1982 · Various · Walter Day · Ottumwa, Iowa, USA

Walter Day founded Twin Galaxies in 1982 as the first organization dedicated to tracking and verifying official high score records for arcade games, establishing the infrastructure that would define competitive gaming's official record-keeping for decades.

Walter Day operated a video arcade in Ottumwa, Iowa, and became obsessed with the question of who held the world's best scores on the era's most popular arcade machines. In 1982 he embarked on a road trip across the United States, visiting arcades and documenting the highest scores he could verify, eventually compiling the first Twin Galaxies International Scoreboard. The project grew into a formal organization that established rules for verified record submissions, worked with Guinness World Records to have gaming achievements officially recognized, and positioned itself as the authoritative body for competitive gaming. Ottumwa briefly styled itself the "Video Game Capital of the World," attracting competitive players and generating local economic activity. Twin Galaxies remained the dominant record-keeping authority for decades, though its reputation was later complicated by controversies around record verification.

Key Facts:
  • Walter Day drove across the US visiting arcades to compile the first verified score database
  • Ottumwa, Iowa was declared the "Video Game Capital of the World" at Twin Galaxies' peak
  • Twin Galaxies established the methodology that Guinness World Records used for gaming achievements
  • The organization remained the primary authority on gaming world records for over two decades

The Road Trip and the Scoreboard

Day's 1982 tour of American arcades was an act of pure enthusiasm — there was no business model or institutional backing, just a conviction that the remarkable scores being achieved on Donkey Kong, Missile Command, and Pac-Man deserved documentation. He recorded scores, interviewed players, and cross-referenced claims across multiple arcade locations.

The resulting scoreboard was published and distributed to arcades, creating an instant social infrastructure for competitive play. Arcade owners displayed the records, players came in specifically to challenge them, and a feedback loop of competition and documentation began that would sustain Twin Galaxies for years.

Day's charisma and genuine passion for the emerging competitive scene gave Twin Galaxies credibility that a purely bureaucratic approach could never have achieved. He became a figure who could gather the era's best players for record attempts and media events.

Legacy and Controversies

Twin Galaxies' relationship with Guinness World Records gave gaming achievements a formal legitimacy that had seemed impossible for a pastime still dismissed by many as a trivial distraction. Players who appeared in Guinness Gaming editions gained a cultural recognition that extended well beyond gaming communities.

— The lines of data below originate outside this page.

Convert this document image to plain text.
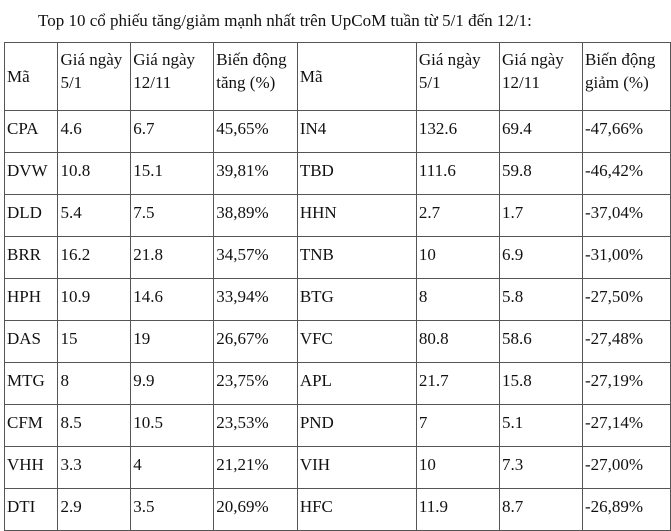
Top 10 cổ phiếu tăng/giảm mạnh nhất trên UpCoM tuần từ 5/1 đến 12/1:
Mã	Giá ngày 5/1	Giá ngày 12/11	Biến động tăng (%)	Mã	Giá ngày 5/1	Giá ngày 12/11	Biến động giảm (%)
CPA	4.6	6.7	45,65%	IN4	132.6	69.4	-47,66%
DVW	10.8	15.1	39,81%	TBD	111.6	59.8	-46,42%
DLD	5.4	7.5	38,89%	HHN	2.7	1.7	-37,04%
BRR	16.2	21.8	34,57%	TNB	10	6.9	-31,00%
HPH	10.9	14.6	33,94%	BTG	8	5.8	-27,50%
DAS	15	19	26,67%	VFC	80.8	58.6	-27,48%
MTG	8	9.9	23,75%	APL	21.7	15.8	-27,19%
CFM	8.5	10.5	23,53%	PND	7	5.1	-27,14%
VHH	3.3	4	21,21%	VIH	10	7.3	-27,00%
DTI	2.9	3.5	20,69%	HFC	11.9	8.7	-26,89%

The organization's legacy became complicated in the 2010s and 2020s when several high-profile records — including Billy Mitchell's Donkey Kong scores — came under scrutiny. Sophisticated analysis by the competitive Donkey Kong community raised serious questions about the integrity of certain verified achievements, leading to record revocations and a broader debate about Twin Galaxies' verification standards.

Despite these controversies, Twin Galaxies' role in establishing competitive gaming as a serious pursuit with formal rules and verified records remains historically significant. It created the cultural context in which later, more sophisticated esports organizations could develop.